The latest cultural pestilence to cross the Atlantic is not a virus but a custom: the Americanised tipping culture, now infecting British restaurants with the subtlety of a sledgehammer. Reports from London's finer dining establishments describe a creeping expectation of gratuities for standard service, often calculated at 15 to 20 per cent, with some outlets even using iPad prompts that default to 25 per cent. The Treasury, having sensed the public outcry, is now mulling a crackdown. But let us not mince words: this is a symptom of a deeper rot, a post-imperial society that has lost its nerve and now apes the worst habits of its former colony.
Consider the historical precedent. Tipping in Britain was once the preserve of the aristocracy, a token of appreciation for a footman or a chambermaid. It was discretionary, a mark of class distinction. Today, it has become a mandatory levy on any meal, a guilt-tripped surcharge that allows restaurant owners to offload wage obligations onto customers. This is not generosity; it is a moral hazard. The American model, where waitstaff earn below minimum wage and rely on tips, is a grotesque spectacle of economic insecurity. Britain, with its National Living Wage, should know better. Yet here we are, importing this indignity with the enthusiasm of a teenager adopting an accent from a Netflix series.
The Treasury's interest is not born of moral clarity but of electoral calculus. The public is angry. A recent survey found that 67 per cent of Britons believe tipping expectations have become unreasonable. The Chancellor, ever the political weathervane, now considers banning service charges or requiring that all tips go to staff — a noble gesture, but one that misses the point. The core ailment is not how tips are distributed but that they exist as a coerced payment at all. We have conflated a service transaction with a charitable donation. The customer, already paying inflated prices for a mediocre meal, is now expected to subsidise the restaurateur's payroll. This is intellectual decadence masquerading as empathy.
Let us draw a parallel with the Fall of Rome, not to be dramatic but because it fits. The late Roman Empire saw the rise of ever more elaborate systems of patronage and bribery, a corruption of civic virtue into transactional relationships. The tipping mania is Britain's own version: a society where every interaction is monetised, every smile a negotiation. We have turned waiters into mendicants and diners into grudging philanthropists. The rot spreads: baristas, taxi drivers, hotel housekeepers now expect tips as a right. Soon we shall tip the postman for delivering a letter and the GP for a referral. The frontier between commerce and begging dissolves.

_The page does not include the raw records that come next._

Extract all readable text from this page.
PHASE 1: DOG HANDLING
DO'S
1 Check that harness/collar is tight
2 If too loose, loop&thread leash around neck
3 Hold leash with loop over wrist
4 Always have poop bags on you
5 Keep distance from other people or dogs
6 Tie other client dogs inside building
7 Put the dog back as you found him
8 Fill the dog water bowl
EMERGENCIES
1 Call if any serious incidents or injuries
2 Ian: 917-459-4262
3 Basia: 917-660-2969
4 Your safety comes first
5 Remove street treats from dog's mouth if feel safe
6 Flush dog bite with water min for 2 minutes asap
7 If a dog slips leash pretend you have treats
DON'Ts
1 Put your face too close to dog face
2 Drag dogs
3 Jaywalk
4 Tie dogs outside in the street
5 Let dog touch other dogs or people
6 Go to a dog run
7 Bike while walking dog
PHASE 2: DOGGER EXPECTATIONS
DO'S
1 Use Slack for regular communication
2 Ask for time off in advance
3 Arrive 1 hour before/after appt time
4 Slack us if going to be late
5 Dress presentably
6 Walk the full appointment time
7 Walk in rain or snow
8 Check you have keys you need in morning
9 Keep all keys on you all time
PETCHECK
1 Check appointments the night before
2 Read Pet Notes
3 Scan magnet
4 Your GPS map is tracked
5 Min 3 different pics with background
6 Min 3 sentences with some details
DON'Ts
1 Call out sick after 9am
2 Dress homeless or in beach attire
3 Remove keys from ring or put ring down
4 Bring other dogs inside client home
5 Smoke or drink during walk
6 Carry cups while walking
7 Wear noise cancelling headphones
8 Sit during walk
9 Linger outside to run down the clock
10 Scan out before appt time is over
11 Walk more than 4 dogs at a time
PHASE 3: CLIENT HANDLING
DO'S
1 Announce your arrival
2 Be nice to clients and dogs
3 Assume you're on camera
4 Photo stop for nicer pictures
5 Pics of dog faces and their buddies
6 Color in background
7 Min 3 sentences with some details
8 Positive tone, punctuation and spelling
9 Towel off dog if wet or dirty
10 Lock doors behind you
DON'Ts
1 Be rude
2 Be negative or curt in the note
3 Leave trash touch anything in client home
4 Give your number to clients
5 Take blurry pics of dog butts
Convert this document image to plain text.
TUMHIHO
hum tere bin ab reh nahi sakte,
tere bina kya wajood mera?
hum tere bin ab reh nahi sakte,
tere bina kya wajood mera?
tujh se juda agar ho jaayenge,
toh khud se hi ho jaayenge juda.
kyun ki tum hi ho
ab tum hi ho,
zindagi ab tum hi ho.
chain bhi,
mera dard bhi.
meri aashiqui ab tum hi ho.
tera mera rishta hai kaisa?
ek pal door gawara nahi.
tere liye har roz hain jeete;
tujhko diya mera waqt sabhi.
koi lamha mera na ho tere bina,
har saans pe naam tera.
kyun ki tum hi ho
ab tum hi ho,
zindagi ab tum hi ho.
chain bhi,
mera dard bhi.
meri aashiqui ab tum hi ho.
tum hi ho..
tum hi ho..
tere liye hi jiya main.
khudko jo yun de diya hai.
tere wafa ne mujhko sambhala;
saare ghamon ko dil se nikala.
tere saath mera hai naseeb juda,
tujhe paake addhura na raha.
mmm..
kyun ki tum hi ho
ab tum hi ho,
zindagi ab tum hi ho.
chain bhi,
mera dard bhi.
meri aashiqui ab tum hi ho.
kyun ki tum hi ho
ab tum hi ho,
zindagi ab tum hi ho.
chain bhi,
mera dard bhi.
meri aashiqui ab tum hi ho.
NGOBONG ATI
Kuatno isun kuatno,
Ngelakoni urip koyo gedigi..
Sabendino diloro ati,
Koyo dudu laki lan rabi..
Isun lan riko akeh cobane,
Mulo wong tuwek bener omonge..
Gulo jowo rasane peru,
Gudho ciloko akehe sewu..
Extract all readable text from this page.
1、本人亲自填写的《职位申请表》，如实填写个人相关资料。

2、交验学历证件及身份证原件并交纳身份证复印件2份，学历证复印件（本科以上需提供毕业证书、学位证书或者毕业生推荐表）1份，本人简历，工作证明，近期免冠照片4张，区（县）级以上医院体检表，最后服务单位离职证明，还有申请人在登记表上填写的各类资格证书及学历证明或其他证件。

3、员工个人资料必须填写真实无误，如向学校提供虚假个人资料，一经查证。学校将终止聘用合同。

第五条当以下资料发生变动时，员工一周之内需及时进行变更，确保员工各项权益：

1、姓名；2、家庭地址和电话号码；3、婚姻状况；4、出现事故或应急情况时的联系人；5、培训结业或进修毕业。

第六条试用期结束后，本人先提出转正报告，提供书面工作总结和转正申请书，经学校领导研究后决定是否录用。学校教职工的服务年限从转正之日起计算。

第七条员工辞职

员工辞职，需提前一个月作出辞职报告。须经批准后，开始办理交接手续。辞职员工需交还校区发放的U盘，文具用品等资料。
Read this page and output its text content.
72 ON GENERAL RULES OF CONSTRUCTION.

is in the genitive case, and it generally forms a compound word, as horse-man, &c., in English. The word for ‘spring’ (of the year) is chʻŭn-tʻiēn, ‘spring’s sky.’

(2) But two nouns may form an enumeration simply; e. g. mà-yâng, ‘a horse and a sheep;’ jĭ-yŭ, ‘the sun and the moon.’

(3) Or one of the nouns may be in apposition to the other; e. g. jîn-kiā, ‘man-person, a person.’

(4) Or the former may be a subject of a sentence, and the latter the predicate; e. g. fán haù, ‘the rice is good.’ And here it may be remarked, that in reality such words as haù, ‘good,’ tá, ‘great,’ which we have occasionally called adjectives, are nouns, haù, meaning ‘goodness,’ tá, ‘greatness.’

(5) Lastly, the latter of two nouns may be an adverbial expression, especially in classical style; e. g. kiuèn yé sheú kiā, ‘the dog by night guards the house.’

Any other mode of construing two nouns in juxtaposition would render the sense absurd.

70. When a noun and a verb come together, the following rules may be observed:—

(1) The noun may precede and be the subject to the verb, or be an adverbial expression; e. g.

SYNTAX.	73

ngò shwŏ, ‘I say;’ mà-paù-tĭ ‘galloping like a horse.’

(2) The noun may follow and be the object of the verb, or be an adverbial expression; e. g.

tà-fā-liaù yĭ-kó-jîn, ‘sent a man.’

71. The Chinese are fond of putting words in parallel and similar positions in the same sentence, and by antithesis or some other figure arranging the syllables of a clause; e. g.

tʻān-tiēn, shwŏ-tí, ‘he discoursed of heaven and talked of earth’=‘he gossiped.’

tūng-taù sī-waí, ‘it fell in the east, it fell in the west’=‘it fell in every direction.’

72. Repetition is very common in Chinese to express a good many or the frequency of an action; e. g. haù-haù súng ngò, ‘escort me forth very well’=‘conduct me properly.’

What is to be done? The Treasury should not merely regulate but abolish the practice. Ban service charges. Require that menu prices include all costs, including a living wage for staff. Make tipping a genuine rarity, reserved for exceptional service. This would restore dignity to the profession and sanity to the customer. The Americans, trapped in their own system, cannot escape; they have normalised the abnormal. But Britain, with its stiff upper lip and history of gentlemanly commerce, can resist. We must resist, or we shall become a nation of performative tippers, each meal a theatre of obligation.
Do not mistake this for stinginess. I tip generously when service is exceptional. But that is the point: choice. The current trend erases choice and replaces it with a social contract designed by restaurateurs. It is the soft tyranny of the iPad interface, the silent shaming when you select 'No Tip'. We are better than this. Or we were. The spread of this trend is a measure of our intellectual decadence, our willingness to surrender local traditions for globalised mediocrity. The Treasury's intervention is welcome, but only if it goes the whole way. Otherwise, we shall simply have swapped one form of coercion for another.
In the end, this is about national identity. Britain is not a tipping culture; we never were. The American contagion must be met with quarantine, not regulation. Let them keep their guilt and their calculators. We retain the right to pay a fair price for a meal and to reward excellence without being bludgeoned into it. The Treasury should act, and act decisively, before the new norm becomes the only norm.